Instantiating two cores and running the original mergesort as a single-threaded benchmark improves clock rate by around 44%. However, the CPI speedups are uneven: at LAT=0 the CPI increases by 27%, with 58% slower execution time, whereas at higher latencies we gain a 50+% time speedup. The initial slowdown at LAT=0 is because of MSI-coherence overhead and lower maximum frequency. As RAM latency increases, memory stalls become longer, and the Multi-Core design’s ability to overlap requests begins to help.
Running mergesort in parallel reduces CPI by up to 66% at high latencies. Execution time falls by 6% even at LAT=0, and by up to 76% at LAT=10. This speedup reflects effective parallelism of the workload – with both cores kept busy and local caches absorbing much of the memory latency.
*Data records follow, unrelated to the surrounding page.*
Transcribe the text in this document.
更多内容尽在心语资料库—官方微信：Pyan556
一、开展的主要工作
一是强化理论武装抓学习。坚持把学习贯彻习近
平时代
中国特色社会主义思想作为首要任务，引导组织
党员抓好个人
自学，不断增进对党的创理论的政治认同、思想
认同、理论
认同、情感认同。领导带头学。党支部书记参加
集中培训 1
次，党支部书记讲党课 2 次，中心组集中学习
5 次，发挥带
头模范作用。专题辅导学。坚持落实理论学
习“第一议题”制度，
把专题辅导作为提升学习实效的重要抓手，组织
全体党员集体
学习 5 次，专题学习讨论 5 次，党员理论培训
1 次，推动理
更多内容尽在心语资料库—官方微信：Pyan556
Finally, our FPGA resource utilization figure highlights that we mildly save on some hardware when moving from Single-Cycle to the Pipelined design. This can attributed to the use of latching, simplifying long combinational chains. However, with the addition of caches, we see almost a 105% increase over the single-cycle design, due to the large SRAM-array control logic that needs to be embedded. In our Multi-Core design, we more than double our hardware resources from the Pipelined design, owing to the larger Bus Controller, and a duplication of the complete datapath.
Overall, these results confirm that
- pipelining is a fundamental throughput optimization; it trades a small CPI penalty for a relatively greater clock-rate speedup.
- parallel hardware with coherence can show greater speedup, particularly amortizing the effective memory access stalls; it trades greater FPGA resource utilization for overall program efficiency.